Genome-wide association study identifies ABCG2 (BCRP) as an allopurinol transporter and a determinant of drug response.

The first-line treatment of hyperuricemia, which causes gout, is allopurinol. The allopurinol response is highly variable, with many users failing to achieve target serum uric acid (SUA) levels. No genome-wide association study (GWAS) has examined the genetic factors affecting allopurinol effectiveness. Using 2,027 subjects in Kaiser Permanente's Genetic Epidemiology Research on Adult Health and Aging (GERA) Cohort, we conducted a GWAS of allopurinol-related SUA reduction, first in the largest ethnic group, non-Hispanic white (NHW) subjects, and then in a stratified transethnic meta-analysis.
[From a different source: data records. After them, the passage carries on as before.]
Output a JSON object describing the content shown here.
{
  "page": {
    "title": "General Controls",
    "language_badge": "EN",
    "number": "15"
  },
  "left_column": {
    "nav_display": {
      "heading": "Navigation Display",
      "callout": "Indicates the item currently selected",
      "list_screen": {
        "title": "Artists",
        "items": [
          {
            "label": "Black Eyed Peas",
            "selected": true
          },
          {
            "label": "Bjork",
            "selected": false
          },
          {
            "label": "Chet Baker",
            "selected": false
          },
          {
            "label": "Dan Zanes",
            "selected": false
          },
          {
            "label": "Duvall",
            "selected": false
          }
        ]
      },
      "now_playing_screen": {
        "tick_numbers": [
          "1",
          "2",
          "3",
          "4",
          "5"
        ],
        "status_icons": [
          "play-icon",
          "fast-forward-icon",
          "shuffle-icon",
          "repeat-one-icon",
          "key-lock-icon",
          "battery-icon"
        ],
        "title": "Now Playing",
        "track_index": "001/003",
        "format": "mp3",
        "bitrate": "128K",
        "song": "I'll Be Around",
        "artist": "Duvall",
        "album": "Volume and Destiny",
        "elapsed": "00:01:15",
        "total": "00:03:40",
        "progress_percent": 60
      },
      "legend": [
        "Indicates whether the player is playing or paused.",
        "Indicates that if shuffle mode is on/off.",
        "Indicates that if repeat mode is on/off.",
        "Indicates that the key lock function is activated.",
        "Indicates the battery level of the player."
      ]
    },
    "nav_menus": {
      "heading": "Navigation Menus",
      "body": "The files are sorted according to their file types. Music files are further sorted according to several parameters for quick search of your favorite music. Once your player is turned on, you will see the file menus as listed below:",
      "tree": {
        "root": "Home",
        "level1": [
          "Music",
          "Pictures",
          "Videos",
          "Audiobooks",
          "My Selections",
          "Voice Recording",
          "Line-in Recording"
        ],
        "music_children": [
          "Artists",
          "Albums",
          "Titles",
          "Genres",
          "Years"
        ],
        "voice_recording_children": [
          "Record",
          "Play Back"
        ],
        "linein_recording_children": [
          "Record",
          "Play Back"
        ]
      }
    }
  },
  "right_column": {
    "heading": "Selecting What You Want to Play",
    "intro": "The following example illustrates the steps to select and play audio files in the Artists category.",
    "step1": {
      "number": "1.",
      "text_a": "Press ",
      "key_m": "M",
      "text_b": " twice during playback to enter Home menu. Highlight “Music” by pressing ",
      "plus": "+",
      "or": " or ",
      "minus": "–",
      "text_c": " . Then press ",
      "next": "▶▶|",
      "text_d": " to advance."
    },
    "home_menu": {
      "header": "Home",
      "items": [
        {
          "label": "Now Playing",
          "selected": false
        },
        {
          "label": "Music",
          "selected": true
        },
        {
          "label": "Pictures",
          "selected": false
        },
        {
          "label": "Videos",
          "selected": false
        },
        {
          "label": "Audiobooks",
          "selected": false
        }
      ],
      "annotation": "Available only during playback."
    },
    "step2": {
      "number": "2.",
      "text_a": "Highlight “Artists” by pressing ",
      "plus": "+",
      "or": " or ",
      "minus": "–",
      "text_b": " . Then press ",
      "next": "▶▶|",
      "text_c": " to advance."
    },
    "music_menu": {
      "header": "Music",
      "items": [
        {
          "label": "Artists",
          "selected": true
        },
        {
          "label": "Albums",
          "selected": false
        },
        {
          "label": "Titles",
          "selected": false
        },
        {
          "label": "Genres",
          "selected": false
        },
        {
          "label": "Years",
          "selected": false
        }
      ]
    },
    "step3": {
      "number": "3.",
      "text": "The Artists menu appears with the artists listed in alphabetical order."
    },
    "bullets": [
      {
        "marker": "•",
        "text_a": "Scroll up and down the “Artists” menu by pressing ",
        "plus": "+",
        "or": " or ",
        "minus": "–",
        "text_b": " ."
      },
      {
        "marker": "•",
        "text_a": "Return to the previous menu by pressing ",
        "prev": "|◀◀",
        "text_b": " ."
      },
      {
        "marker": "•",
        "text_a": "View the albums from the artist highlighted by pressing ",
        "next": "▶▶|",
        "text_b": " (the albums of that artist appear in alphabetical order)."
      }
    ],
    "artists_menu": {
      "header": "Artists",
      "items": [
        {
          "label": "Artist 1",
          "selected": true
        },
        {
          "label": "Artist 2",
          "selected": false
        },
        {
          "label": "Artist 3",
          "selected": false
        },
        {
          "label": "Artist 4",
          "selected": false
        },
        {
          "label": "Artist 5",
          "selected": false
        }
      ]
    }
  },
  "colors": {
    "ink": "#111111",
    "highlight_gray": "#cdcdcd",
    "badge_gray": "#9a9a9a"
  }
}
ABCG2, encoding the efflux pump BCRP, was associated with SUA reduction in NHW subjects (P = 2 × 10(-8) ), and a missense allele (rs2231142) was associated with a reduced response (P = 3 × 10(-7) ) in the meta-analysis. Isotopic uptake studies in cells demonstrated that BCRP transports allopurinol and genetic variants in ABCG2 affect this transport. Collectively, this first GWAS of allopurinol response demonstrates that ABCG2 is a key determinant of response to the drug.